Oui, c’est vrai, j’avais oublié cette scène. Elle fait partie des moment que je trouve intéressant politiquement, mais malheureusement assez mal fait, je trouve que ça sonne un peu faux, que c’est un peu trop caricatural (je sais pas trop pourquoi).

Perso, j’ai trouvé que justement, parce que c’était à la limite du caricatural (parce qu’on enchaîne les clichés, mais j’ai déjà assisté à ce genre de conversations creuses dans la vraie vie), on pouvait comprendre que le film avait un regard critique et conscient sur la situation privilégiée de ces femmes. Pourtant à un moment, on voit celle qui est enceinte en train de lire Courrier International. Donc il y a aussi une critique de cette sorte de smalltalk au raz des paquerettes qui s’impose comme ça, entre épouses (et c’est pas exagéré comme représentation, malheureusement), et qui révèle aussi peut-être la superficialité/stérilité de leurs échanges. Il y a une autre scène où l’une des épouses apprend par téléphone que sa grand-mère est morte, raccroche et fait bonne figure pour recevoir les deux autres comme si de rien n’était : finalement, malgré des moments de sociabilité comme ça, chacune reste
isolée avec ses problèmes domestiques à gérer toute seule.
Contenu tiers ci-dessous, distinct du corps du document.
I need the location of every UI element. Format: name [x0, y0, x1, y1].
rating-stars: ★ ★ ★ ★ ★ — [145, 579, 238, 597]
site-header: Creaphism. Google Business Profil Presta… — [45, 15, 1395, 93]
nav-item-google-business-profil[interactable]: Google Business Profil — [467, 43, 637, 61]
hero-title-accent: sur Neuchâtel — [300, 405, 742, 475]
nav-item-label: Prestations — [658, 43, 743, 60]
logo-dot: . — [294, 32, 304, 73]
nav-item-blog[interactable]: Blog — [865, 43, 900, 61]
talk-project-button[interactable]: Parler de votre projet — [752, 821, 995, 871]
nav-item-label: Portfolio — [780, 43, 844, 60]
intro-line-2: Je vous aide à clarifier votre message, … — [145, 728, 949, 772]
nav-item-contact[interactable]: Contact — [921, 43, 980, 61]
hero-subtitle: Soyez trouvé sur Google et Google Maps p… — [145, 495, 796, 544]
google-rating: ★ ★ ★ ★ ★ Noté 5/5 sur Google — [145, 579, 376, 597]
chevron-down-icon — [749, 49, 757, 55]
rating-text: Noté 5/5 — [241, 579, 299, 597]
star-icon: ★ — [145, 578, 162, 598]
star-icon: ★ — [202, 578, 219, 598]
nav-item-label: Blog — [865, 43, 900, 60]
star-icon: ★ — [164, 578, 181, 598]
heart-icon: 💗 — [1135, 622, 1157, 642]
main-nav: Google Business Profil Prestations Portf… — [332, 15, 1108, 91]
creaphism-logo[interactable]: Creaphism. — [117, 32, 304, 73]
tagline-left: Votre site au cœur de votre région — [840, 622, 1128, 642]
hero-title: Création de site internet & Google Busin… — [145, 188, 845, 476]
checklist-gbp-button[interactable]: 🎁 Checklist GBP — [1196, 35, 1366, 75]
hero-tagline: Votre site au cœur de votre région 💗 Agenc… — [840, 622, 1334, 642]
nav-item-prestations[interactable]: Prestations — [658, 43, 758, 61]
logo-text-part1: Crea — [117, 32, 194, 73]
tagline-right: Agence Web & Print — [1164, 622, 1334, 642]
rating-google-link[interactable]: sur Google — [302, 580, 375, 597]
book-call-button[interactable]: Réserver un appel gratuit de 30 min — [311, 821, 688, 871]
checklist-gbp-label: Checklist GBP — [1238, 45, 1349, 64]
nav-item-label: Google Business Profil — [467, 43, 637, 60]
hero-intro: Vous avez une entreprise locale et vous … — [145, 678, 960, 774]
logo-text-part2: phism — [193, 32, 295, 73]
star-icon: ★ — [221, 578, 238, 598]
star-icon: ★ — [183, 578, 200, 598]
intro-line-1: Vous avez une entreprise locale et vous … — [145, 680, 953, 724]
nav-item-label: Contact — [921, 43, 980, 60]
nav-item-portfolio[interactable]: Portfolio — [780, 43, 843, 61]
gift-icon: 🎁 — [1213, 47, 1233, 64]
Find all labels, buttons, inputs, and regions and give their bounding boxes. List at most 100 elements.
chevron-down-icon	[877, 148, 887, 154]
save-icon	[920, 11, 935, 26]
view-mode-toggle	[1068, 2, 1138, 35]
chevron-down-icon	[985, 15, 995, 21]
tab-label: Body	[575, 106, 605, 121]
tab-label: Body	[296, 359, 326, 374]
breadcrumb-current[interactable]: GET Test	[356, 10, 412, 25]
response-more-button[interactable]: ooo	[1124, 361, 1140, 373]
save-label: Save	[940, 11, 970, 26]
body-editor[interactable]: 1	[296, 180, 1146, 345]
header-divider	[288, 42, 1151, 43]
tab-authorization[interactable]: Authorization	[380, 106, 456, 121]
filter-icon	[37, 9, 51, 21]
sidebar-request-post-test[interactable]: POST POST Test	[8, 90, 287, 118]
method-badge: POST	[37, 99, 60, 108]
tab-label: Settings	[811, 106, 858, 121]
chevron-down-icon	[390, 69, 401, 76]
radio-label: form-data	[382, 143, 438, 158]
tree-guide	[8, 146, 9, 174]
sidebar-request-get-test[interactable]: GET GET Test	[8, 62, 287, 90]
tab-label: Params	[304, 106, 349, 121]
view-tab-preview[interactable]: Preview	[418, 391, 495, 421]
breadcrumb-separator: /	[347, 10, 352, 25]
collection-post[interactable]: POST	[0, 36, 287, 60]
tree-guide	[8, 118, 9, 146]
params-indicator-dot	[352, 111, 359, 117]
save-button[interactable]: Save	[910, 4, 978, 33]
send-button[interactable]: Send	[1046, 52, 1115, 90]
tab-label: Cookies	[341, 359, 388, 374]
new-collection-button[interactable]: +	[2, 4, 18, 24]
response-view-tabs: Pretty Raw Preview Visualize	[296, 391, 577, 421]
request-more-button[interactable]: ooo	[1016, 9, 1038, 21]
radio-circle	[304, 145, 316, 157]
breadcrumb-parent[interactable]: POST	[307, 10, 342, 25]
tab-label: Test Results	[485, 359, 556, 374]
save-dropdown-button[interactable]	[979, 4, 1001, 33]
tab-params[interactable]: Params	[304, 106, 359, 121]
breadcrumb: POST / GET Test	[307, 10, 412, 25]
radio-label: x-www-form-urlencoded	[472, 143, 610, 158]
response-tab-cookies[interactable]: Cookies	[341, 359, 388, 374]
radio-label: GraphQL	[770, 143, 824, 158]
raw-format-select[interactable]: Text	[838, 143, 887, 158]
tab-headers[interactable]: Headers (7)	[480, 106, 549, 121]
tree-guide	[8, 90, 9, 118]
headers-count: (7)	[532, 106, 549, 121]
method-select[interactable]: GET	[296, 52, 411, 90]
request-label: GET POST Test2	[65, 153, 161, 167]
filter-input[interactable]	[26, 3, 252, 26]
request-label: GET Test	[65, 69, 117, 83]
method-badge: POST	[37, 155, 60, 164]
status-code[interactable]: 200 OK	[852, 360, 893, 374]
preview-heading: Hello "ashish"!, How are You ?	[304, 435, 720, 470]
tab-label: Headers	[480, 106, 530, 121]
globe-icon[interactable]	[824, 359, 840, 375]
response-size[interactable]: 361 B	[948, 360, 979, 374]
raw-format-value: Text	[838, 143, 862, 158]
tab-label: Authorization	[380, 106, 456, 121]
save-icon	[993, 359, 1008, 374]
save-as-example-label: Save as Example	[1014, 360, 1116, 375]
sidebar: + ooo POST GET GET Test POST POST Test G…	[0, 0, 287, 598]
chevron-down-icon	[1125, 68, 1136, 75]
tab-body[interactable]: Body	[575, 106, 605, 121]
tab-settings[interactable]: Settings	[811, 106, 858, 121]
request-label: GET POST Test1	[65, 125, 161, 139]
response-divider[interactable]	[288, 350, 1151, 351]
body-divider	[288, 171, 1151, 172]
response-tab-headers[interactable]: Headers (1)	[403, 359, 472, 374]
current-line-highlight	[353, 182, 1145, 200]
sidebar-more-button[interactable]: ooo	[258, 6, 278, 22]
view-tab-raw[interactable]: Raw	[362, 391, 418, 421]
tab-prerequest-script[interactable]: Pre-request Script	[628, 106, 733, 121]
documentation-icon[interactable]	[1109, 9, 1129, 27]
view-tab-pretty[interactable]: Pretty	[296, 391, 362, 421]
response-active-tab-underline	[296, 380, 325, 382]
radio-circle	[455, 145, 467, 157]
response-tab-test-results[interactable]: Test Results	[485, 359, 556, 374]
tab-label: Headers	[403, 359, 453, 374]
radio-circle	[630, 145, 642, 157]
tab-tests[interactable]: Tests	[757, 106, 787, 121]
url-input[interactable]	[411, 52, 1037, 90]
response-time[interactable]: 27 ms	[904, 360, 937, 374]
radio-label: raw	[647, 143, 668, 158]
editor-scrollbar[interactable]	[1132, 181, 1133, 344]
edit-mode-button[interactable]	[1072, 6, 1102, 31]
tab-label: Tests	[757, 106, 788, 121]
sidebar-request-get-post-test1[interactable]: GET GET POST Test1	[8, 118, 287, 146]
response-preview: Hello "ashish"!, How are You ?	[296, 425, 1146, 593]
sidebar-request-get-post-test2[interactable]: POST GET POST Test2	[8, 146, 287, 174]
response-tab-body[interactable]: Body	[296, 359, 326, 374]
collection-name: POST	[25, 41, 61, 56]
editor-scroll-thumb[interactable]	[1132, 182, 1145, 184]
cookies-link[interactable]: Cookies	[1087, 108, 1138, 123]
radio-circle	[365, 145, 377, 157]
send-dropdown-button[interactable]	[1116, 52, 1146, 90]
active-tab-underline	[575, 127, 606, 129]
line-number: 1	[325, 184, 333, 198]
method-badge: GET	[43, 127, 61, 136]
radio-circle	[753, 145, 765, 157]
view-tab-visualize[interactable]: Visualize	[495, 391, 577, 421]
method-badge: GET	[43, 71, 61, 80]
Une autre scène qui m’intrigue un peu à ce niveau, c’est celle de l’atelier de littérature. Après que la prof a lu l’extrait de Virginia Woolf, il y a une discussion avec les élèves. A la fin, la prof s’adresse à l’une des élèves en disant « En France, les femmes sont libres de leur corps, elles sont libres d’avoir des enfants ou pas, de se marier ou pas, de travailler, de voter ». Et une des élèves (noire) lui rétorque : « ah ben on doit pas toutes vivre en France alors ». Et c’est sur cette phrase que se termine la scène.
Comment tu as compris cette scène toi? Moi je me demande si le discours est raciste (à base de : la femme blanche n’a pas conscience de l’oppression sexiste que vivent les femmes noires parce qu’elle est privilégiée par rapport à elle. Dans le sens de l’instrumentalisation raciste du féminisme qui domine aujourd’hui en France). Mais en même temps je ne crois pas, car tout le film est centré sur des femmes blanches de classe moyenne/supérieure qui vivent en banlieue pavillonnaire. Du coup, je me dis que la phrase de l’élève a peut-être pour but de mettre en évidence que la prof n’a pas une claire conscience de l’oppression sexiste qu’elle subit elle aussi en tant que femme blanche française de sa classe. Mais je sais pas trop. Comment tu l’as comprise toi cette scène ?

J’ai eu l’impression que le film avait l’approche suivante : filmer une sorte de ghetto pour riches de l’intérieur, du point de vue de quelqu’un qui vient d’arriver et qui a assez de privilèges (moyens financier, couleur de la peau) pour s’y intégrer sans problème mais qui y étouffe. Donc on a vraiment un point de vue interne. Et en même temps, il y a plein de petits passages où le film nous rappelle qu’il y a un autre monde à l’extérieur de ce quartier, dans lequel les règles ne sont pas les mêmes :
* à un moment, l’une des femmes qui conduit tourne la tête vers une sorte de camp (de gens du voyage je crois?) devant lequel elle passe. Leurs caravanes contrastent avec les maisons spacieuses qu’on nous a montré avant.
* la jeune fille qui tue son bébé (qui fait intelligemment écho au personnage de la mère de Robinson, qui manifestement a pas super envie de s’occuper de son gosse et en a même la trouille le soir à l’heure du bain)
* quand on parle du quartier plus « populaire » d’à côté
* dans la scène du repas du début du film, je crois me souvenir qu’il y a des perles au sujet de l’éducation, de l’intégration, etc. Et comme le gars est bien montré comme un connard fini, je crois que le film se désolidarise de ce discours.

Pour la scène que tu mentionnes, ça m’a aussi fait tiquer sur le moment, mais je crois qu’on peut la remettre en perspective avec la fin du film. La réplique de l’élève que tu mentionnes fait écho avec la réaction du personnage jouée par E. Devos quand elle se rend compte qu’elle connaissait le jeune fille qui a tué son bébé : c’est comme si elle découvrait soudain un autre monde, elle est abasourdie et on voit qu’elle réfléchit vraiment à ce qui s’est passé.

Maintenant, je pense que tout ça, c’est aussi ce que j’ai voulu voir/comprendre : le film ne va pas très loin, cela aurait mérité un message final plus affirmé pour qu’on saissise le point de vue du film. Parce qu’en l’état, on a juste une fille pauvre, qu’on a vu voire de la bière à 10h du matin, complètement paumée, qui a tué son gamin: on sait pas ce qu’elle a vécu, pourquoi elle a agi comme elle a fait, etc… Du coup, ça retombe dans le fait divers un peu cliché et on pourrait très bien comprendre que le film considère que les filles pauvres, noires, etc, sont des petites racailles fortes en gueule qui aiment bien se plaindre au lieu d’écouter la professeure blanche qui veut les aider (et qui leur apprend les valeurs de la République française) et qui commettent des crimes impardonnables parce qu’elles sont incapables de gérer des situations difficiles.